Anon. sale, Sotheby's New York, 10 May 2012, lot 299.
Acquired at the above sale by the present owner.
Literature
G. Atkins, Asger Jorn The Crucial Years 1954 - 1964, London 1977, no. 1304 (illustrated, p. 350).
Special Notice
These lots have been imported from outside the EU for sale using a Temporary Import regime. Import VAT is payable (at 5%) on the Hammer price. VAT is also payable (at 20%) on the buyer’s Premium on a VAT inclusive basis. When a buyer of such a lot has registered an EU address but wishes to export the lot or complete the import into another EU country, he must advise Christie's immediately after the auction.

Lot Essay

Writhing, riotous colour teems, drips and gushes from Asger Jorn’s Montagne des Survivants (Mountain of Survivors). The intimate panel is alive with smears of periwinkle; flurries of yellow, green and orange; and volatile spirals of black together conjuring a fantastical world of feverish energy. Painted in 1960, Montagne de Survivants dates, arguably, to some of the most significant years of Jorn’s practice during which he fully married his philosophical and artistic beliefs. Fuelled by a fascination with Pataphysics, a pseudoscience invested in imaginary phenomena, Jorn found a theoretical grounding to underpin his paintings. Pataphysics embraces riddles, chaos and indeterminate outcomes; no single interpretation is every privileged, an understanding reflected in Montagne de Survivants where seemingly familiar figures and topographies are deliberately ambiguous painterly spectres that refuse to be fixed in place.
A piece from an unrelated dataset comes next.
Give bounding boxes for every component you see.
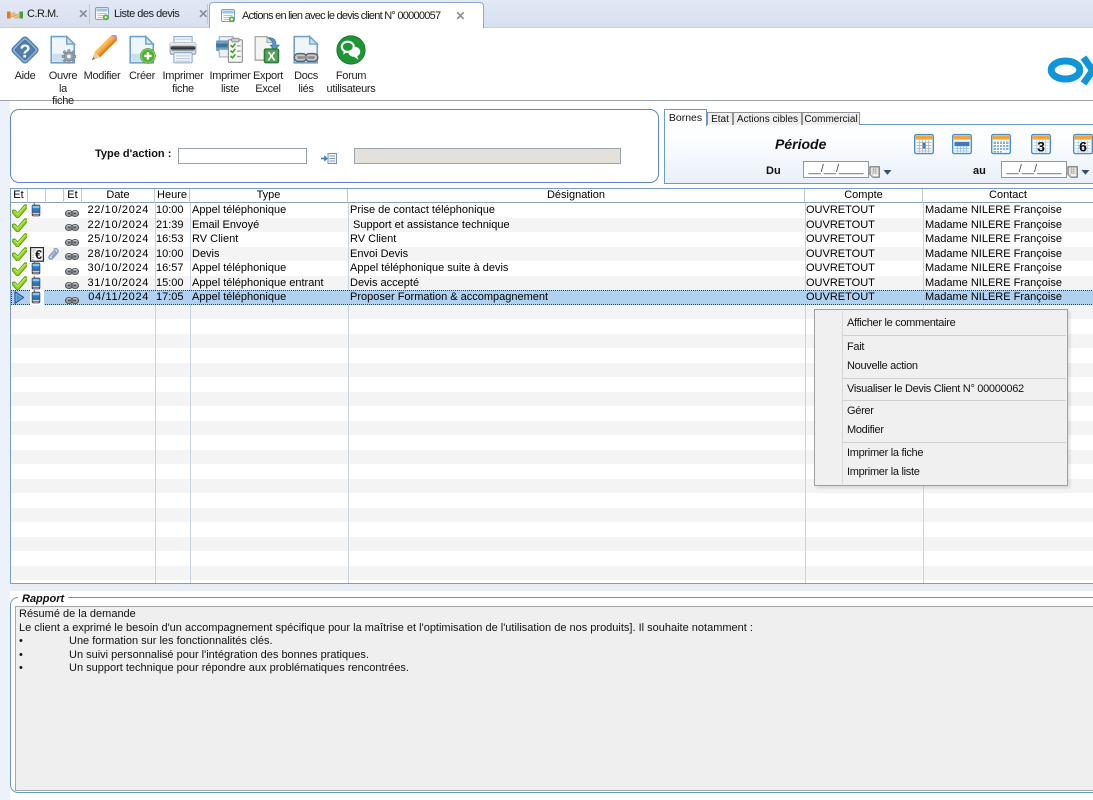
- svg-text:6: 6: [1079, 139, 1087, 155]
- svg-text:€: €: [35, 248, 42, 262]
- svg-text:3: 3: [1037, 139, 1045, 155]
In 1948, Jorn was a founding member of the hugely influence CoBrA movement, a group of experimental artists whose works celebrated spontaneous, automatic gestures using vivid, outlandish colours. Although CoBrA was short-lived – lasting only three years – Jorn’s output preserved vestiges of this rebellious aesthetic. Indeed, he retained an anarchic spirt, both in life and in his art, helping to establish, with Guy Debord, the Internationale Situationiste, which brought together activists, avant-garde artists and intellectuals to advance critiques of capitalist society. Jorn’s expressive, vivacious aesthetic continued in this period during which Montagne de Survivants was painted. Guided by a confidence in automatism central to Pataphysics, Jorn’s patterns and shapes were defined temporally, determined by what he had just painted, every mark an instinctive reaction to the organic whole. Rhythmically, the colours bloomed and obscured, clouded, exploded, doubled and collapsed, each application guiding the next, and in the painting we find evidence of its own creation—the birth of an image.